Eu me pergunto será que estas pessoas realmente sofreram um ataque hacker ou simplesmente enfrentaram algum tipo de dificuldade técnica e já classificaram isso como uma ação hacker?

A minha proposta com este texto é esclarecer alguns mitos e explicar algumas verdades que já são bem antigas para quem vive no meio digital, para que haja uma maior compreensão antes de se afirmar que  sofreu um ataque hacker, e na verdade só perdeu a sua senha de acesso a alguma plataforma.

Porém, antes de mais nada eu gostaria de esclarecer a origem desta palavra HACKER e como no meio digital ela é compreendida.

O que é um HACKER?

HACKER é geralmente um profissional (seja de que área for) que tem se dedicado de forma muito maior do que o normal para conhecer e alterar dispositivos, programas e redes de computadores.

Por que falar sobre HACKER?

Parece lógico, mas não para todos. Atualmente, o mundo tem se voltado para a segurança digital e virtual, e muito dessa preocupação se deve ao surgimento destas figuras intituladas como hackers que tem atormentado a vida de pessoas, instituições e até órgãos governamentais.

Um dos casos de maior notoriedade aqui no Brasil, onde se tem envolvido um ou mais hackers foi na quebra criminosa de sigilo do Ministro da Justiça e Segurança Pública do Brasil, Sérgio Moro.

Um HACKER é um criminoso?

Normalmente o hacker é um criminoso, pois ele costuma utilizar seus conhecimentos para violar sistemas de segurança de bancos, por exemplo, ou também para violar sistemas de segurança de empresas.

Mas isso não significa que todos sejam. Como explicamos acima, existem profissionais contratados para fazer um trabalho de testes em servidores e sistemas, justamente para não deixar outros hackers fazerem e dai então causar prejuízos as marcas e seus clientes.

Quais os tipos de Hackers existem?

  • White Hat (chapéu branco)
    São hackers que estudam sistemas de computação e redes há procura de falhas na segurança, respeitando sempre os princípios da sua ética. Quando encontram algum tipo de falhas na segurança, reportam aos responsáveis das empresas (bancos, governo, empresas comerciais) para que estes possam tomar as devidas medidas de segurança. Muitos deles aumentam as suas capacidades através de estudos e passam a exercer profissões de professores de informática ou técnicos de rede e computação;
  • Black Hat (Chapéu preto)
    São também conhecido como Dark-Side Hacker (hacker do lado negro), são aqueles que não respeitam os códigos de ética da comunidade em que se inserem.
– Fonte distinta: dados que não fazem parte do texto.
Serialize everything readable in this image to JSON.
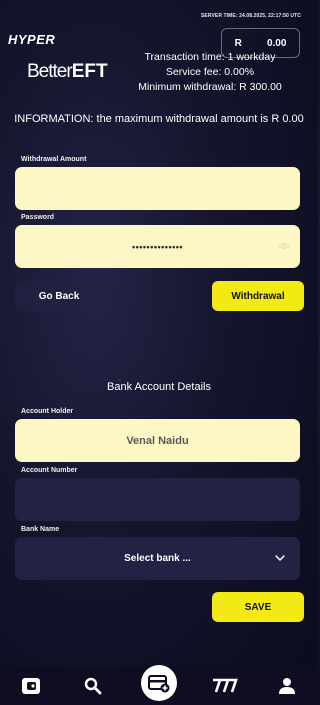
{
  "header": {
    "server_time": "SERVER TIME: 24.08.2025, 22:17:50 UTC",
    "logo": "HYPER",
    "balance_currency": "R",
    "balance_amount": "0.00"
  },
  "provider": {
    "brand_prefix": "Better",
    "brand_suffix": "EFT",
    "transaction_time": "Transaction time: 1 workday",
    "service_fee": "Service fee: 0.00%",
    "minimum_withdrawal": "Minimum withdrawal: R 300.00"
  },
  "notice": "INFORMATION: the maximum withdrawal amount is R 0.00",
  "withdrawal_form": {
    "amount_label": "Withdrawal Amount",
    "amount_value": "",
    "password_label": "Password",
    "password_value": "••••••••••••••",
    "go_back_label": "Go Back",
    "withdrawal_label": "Withdrawal"
  },
  "bank_details": {
    "title": "Bank Account Details",
    "holder_label": "Account Holder",
    "holder_value": "Venal Naidu",
    "number_label": "Account Number",
    "number_value": "",
    "bank_label": "Bank Name",
    "bank_select_value": "Select bank ...",
    "save_label": "SAVE"
  },
  "bottom_nav": {
    "items": [
      "wallet-icon",
      "search-icon",
      "cashier-icon",
      "slots-icon",
      "profile-icon"
    ]
  },
  "colors": {
    "accent_yellow": "#f3e914",
    "field_light": "#fdf7c6",
    "field_dark": "#232244",
    "background": "#14142c"
  }
}
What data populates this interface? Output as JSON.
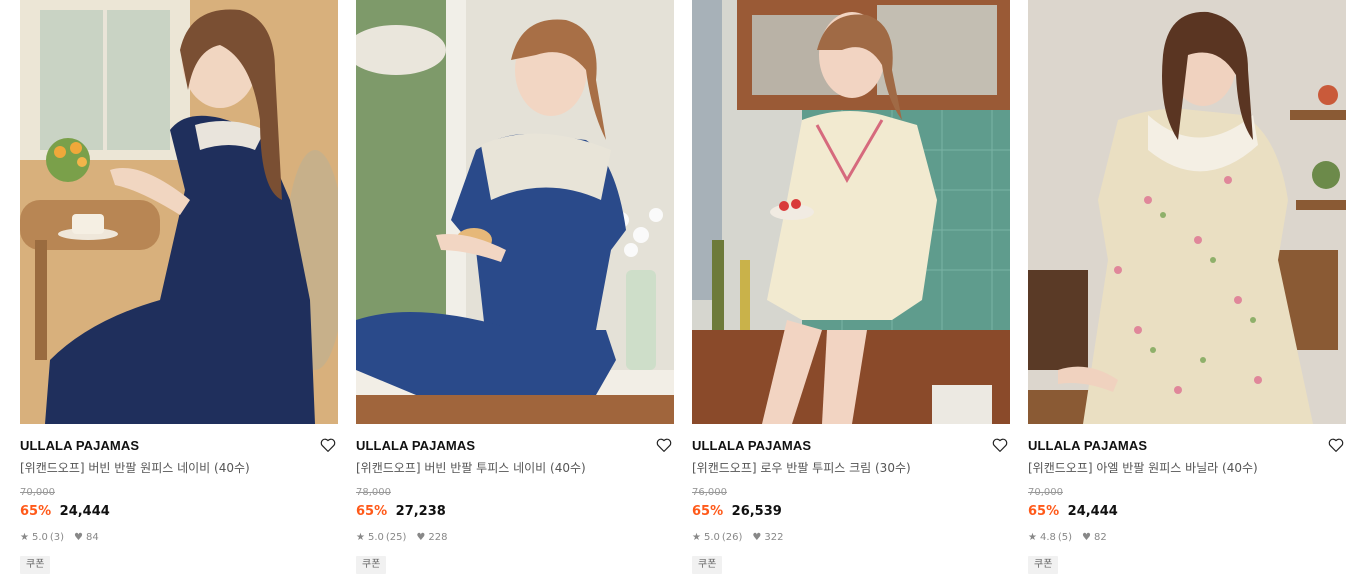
{
  "products": [
    {
      "brand": "ULLALA PAJAMAS",
      "name": "[위캔드오프] 버빈 반팔 원피스 네이비 (40수)",
      "original_price": "70,000",
      "discount": "65%",
      "price": "24,444",
      "rating": "5.0",
      "reviews": "(3)",
      "likes": "84",
      "coupon": "쿠폰",
      "image_theme": "navy-dress",
      "colors": {
        "bg": "#d9b27e",
        "garment": "#1f2f5c",
        "accent": "#e8a84d"
      }
    },
    {
      "brand": "ULLALA PAJAMAS",
      "name": "[위캔드오프] 버빈 반팔 투피스 네이비 (40수)",
      "original_price": "78,000",
      "discount": "65%",
      "price": "27,238",
      "rating": "5.0",
      "reviews": "(25)",
      "likes": "228",
      "coupon": "쿠폰",
      "image_theme": "navy-twopiece",
      "colors": {
        "bg": "#e6e2d6",
        "garment": "#2a4a8a",
        "accent": "#8fb06a"
      }
    },
    {
      "brand": "ULLALA PAJAMAS",
      "name": "[위캔드오프] 로우 반팔 투피스 크림 (30수)",
      "original_price": "76,000",
      "discount": "65%",
      "price": "26,539",
      "rating": "5.0",
      "reviews": "(26)",
      "likes": "322",
      "coupon": "쿠폰",
      "image_theme": "cream-twopiece",
      "colors": {
        "bg": "#c9cbc4",
        "garment": "#f2ead0",
        "accent": "#5b9e8e"
      }
    },
    {
      "brand": "ULLALA PAJAMAS",
      "name": "[위캔드오프] 아엘 반팔 원피스 바닐라 (40수)",
      "original_price": "70,000",
      "discount": "65%",
      "price": "24,444",
      "rating": "4.8",
      "reviews": "(5)",
      "likes": "82",
      "coupon": "쿠폰",
      "image_theme": "vanilla-dress",
      "colors": {
        "bg": "#ddd7cf",
        "garment": "#eadfc2",
        "accent": "#e0879a"
      }
    }
  ],
  "icons": {
    "wishlist": "heart-outline-icon",
    "rating": "star-icon",
    "likes": "heart-filled-icon"
  },
  "accent_color": "#ff5a1a"
}
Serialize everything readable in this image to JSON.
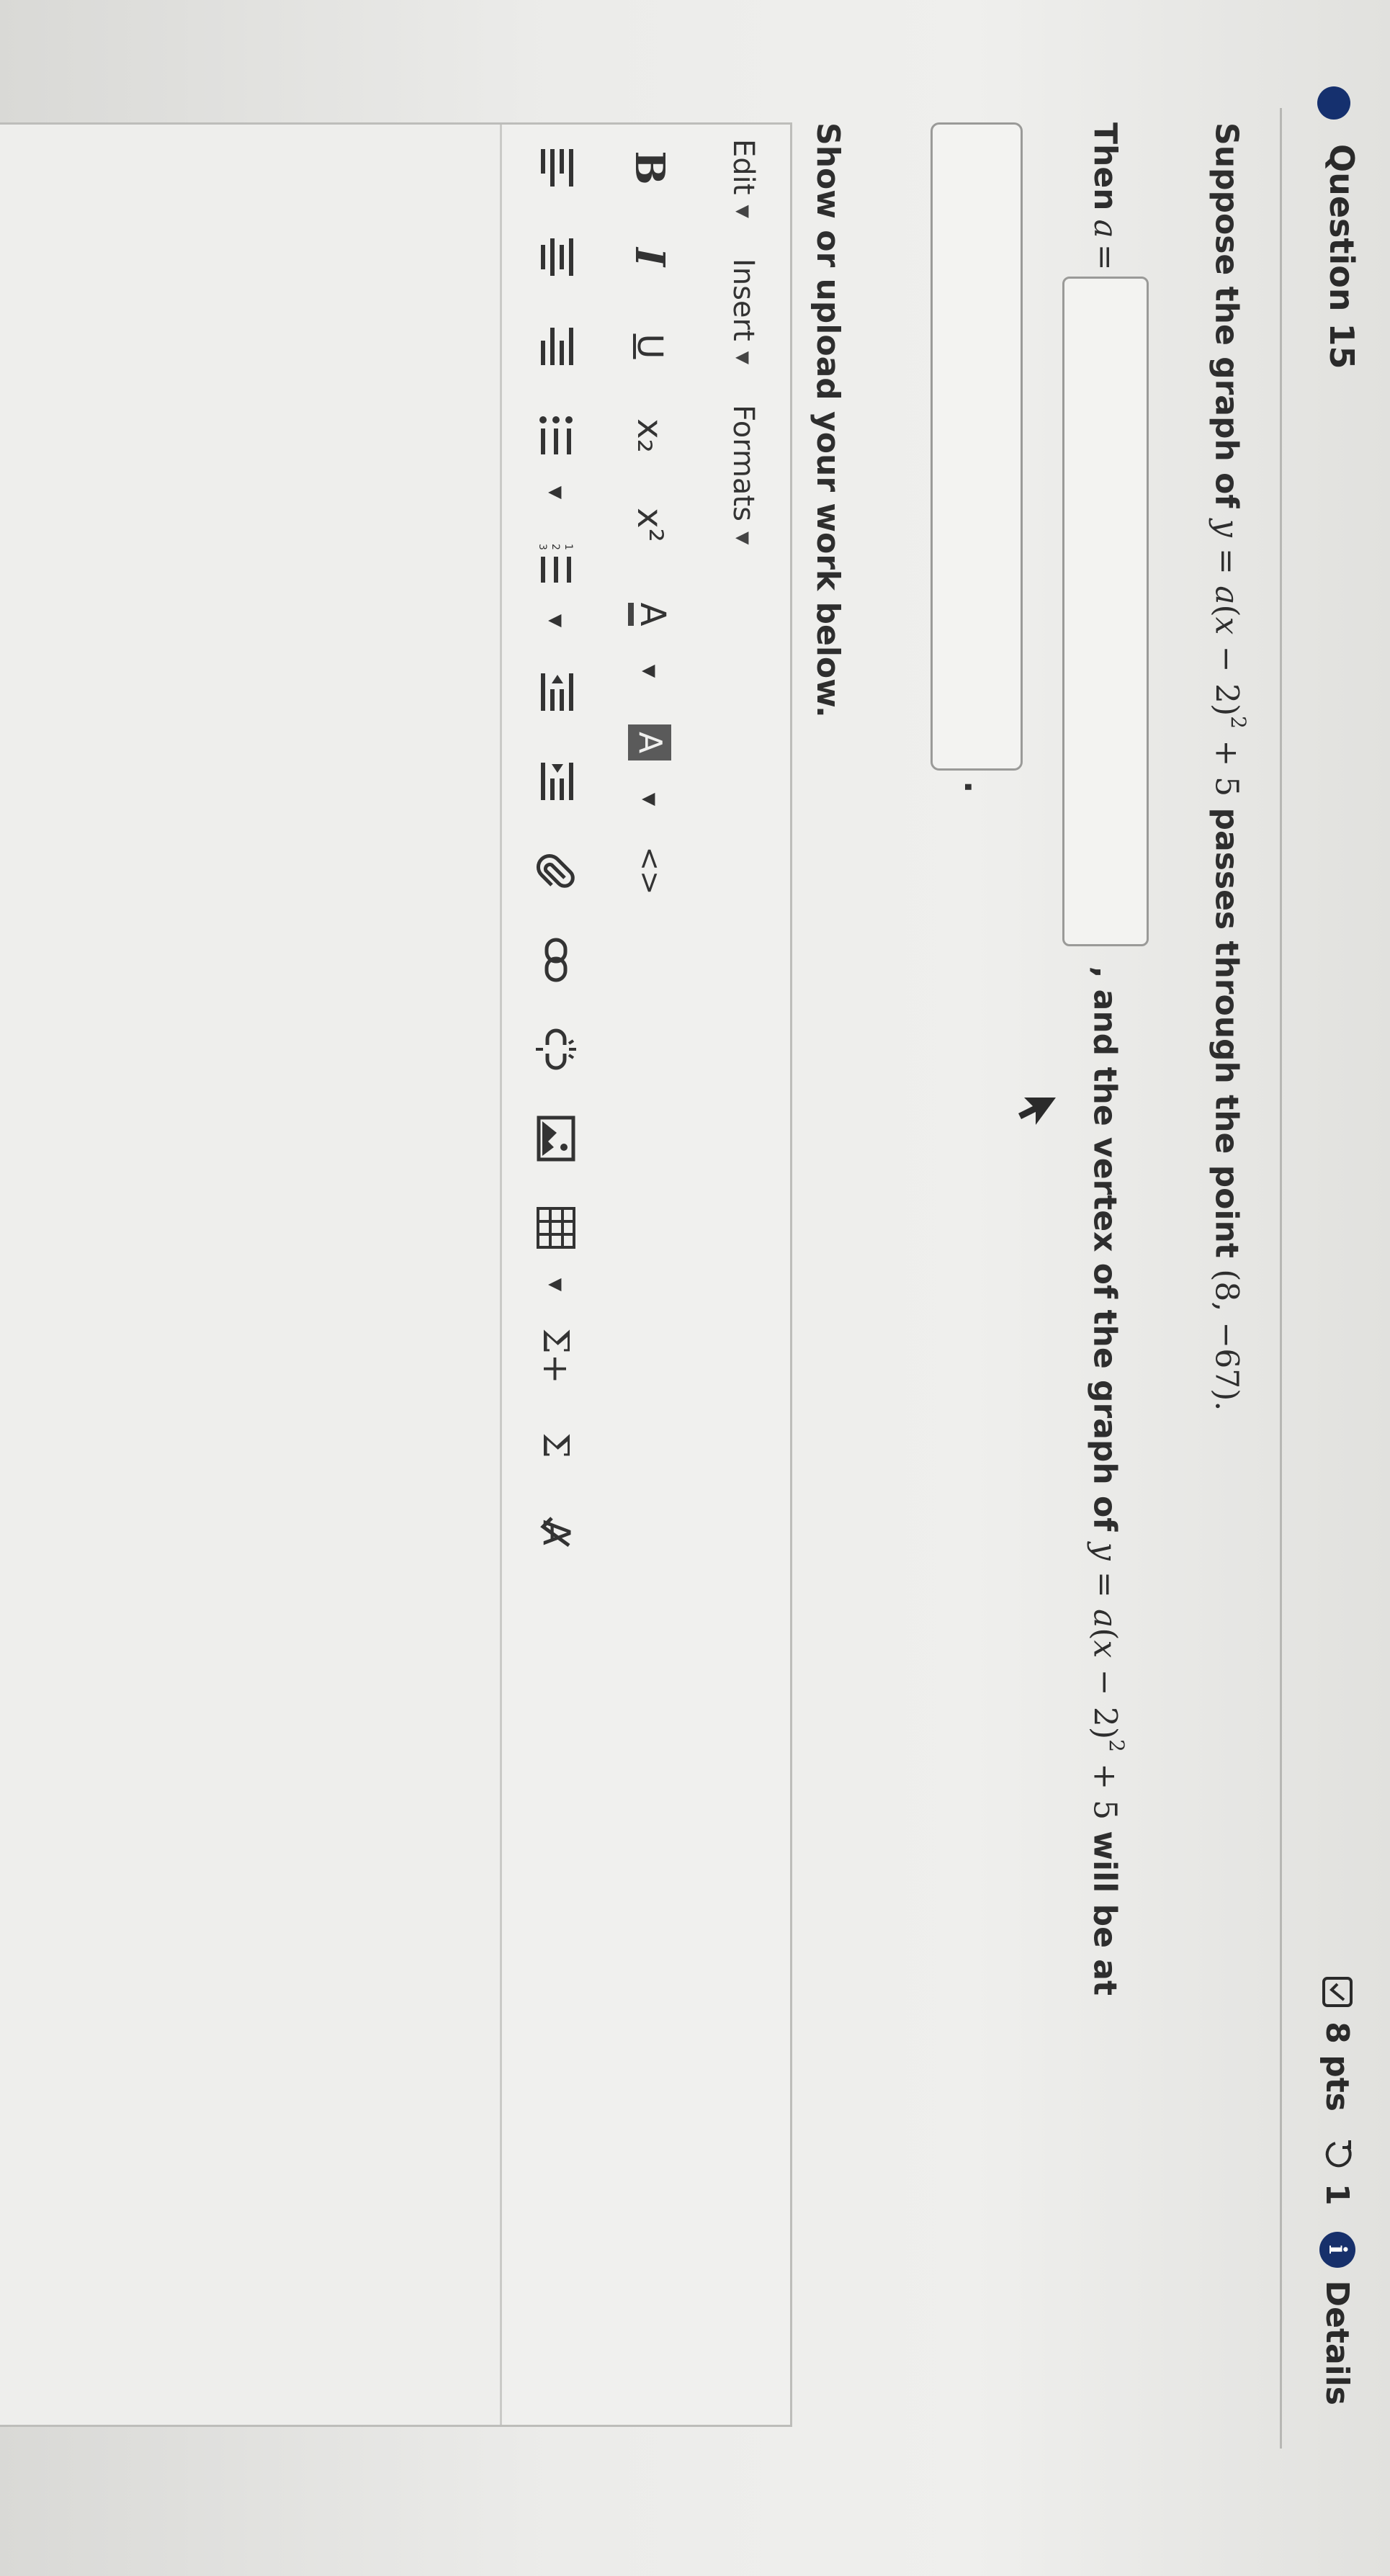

São eles que têm contribuído para denegrir a imagem dos hackers, pois utilizam os seus conhecimentos para a prática de crimes através da internet (roubo de dados e informações secretas das empresas);
  • Grey Hat (chapéu cinzento)
    São tipos de hackers que estão entre os white hat e os black hat e que invadem sistemas apenas por diversão, no entanto não mexem nem divulgam dados interditos ou confidenciais. Muitas vezes atuam em troco de dinheiro, ou seja, exploram as vulnerabilidades do sistema de uma determinada empresa, e caso encontrem alguma, oferecem-se para a resolver a troco de dinheiro;
  • Blue Hat
    São hackers contratados por diversas empresas, para testar os sistemas de segurança antes que os mesmos sejam liberados. Estes tentam encontrar quebras nos sistemas para que as mesmas possam ser resolvidas;
  • Crackers
    São motivados pela conquista de conhecimento das técnicas, pela popularidade e pelo respeito que adquirem quando criam um keygen ou um crack. Eles empenham-se em perceber como o software é desenvolvido e como atua num sistema operacional para que possam falsificá-lo. No entanto os crakings são feitos de forma ilegal e sem se enquadrarem nos códigos de ética. Este termo foi criado em 1985 por hackers revoltados contra o roubo e vandalismo informático que é muitas vezes praticado pelos Crackers;
  • Phreakers (malucos)
    Estes tipos de hacker são especialista em linhas telefónicas (móveis ou fixas). Embora antigamente fosse bastante fácil enganar um sistema de telefone, no entanto hoje em dia são poucos os que dominam esta arte devido à complexidade de segurança que as empresas de telecomunicações têm.
  • Scripts Kiddies/lamer (rapaz do script)
    São hackers pouco competentes e que usam ferramentas já criadas por outras pessoas, no entanto não têm conhecimento do sistema nas suas atividades:
  • Hacktivistas (hacker ativista) 
    Termo que surge das palavras “hacker” e “ativista” e denomina hackers que manipulam códigos para promover a expressão política, liberdade de expressão, direitos humanos e ética através de computadores.
  • Arackers (hackers de araque)
    São a grande maioria dos hackers. Basicamente são pessoas que fingem ser os melhores e os mais espertos, no entanto não passam apenas de pessoas que fazem downloads do mais variado estilo ou que apenas jogam na internet jogos como “First Person Kill” ou “Killerware”. São conhecidos também como “odonto-hackers” – hackers da boca para fora.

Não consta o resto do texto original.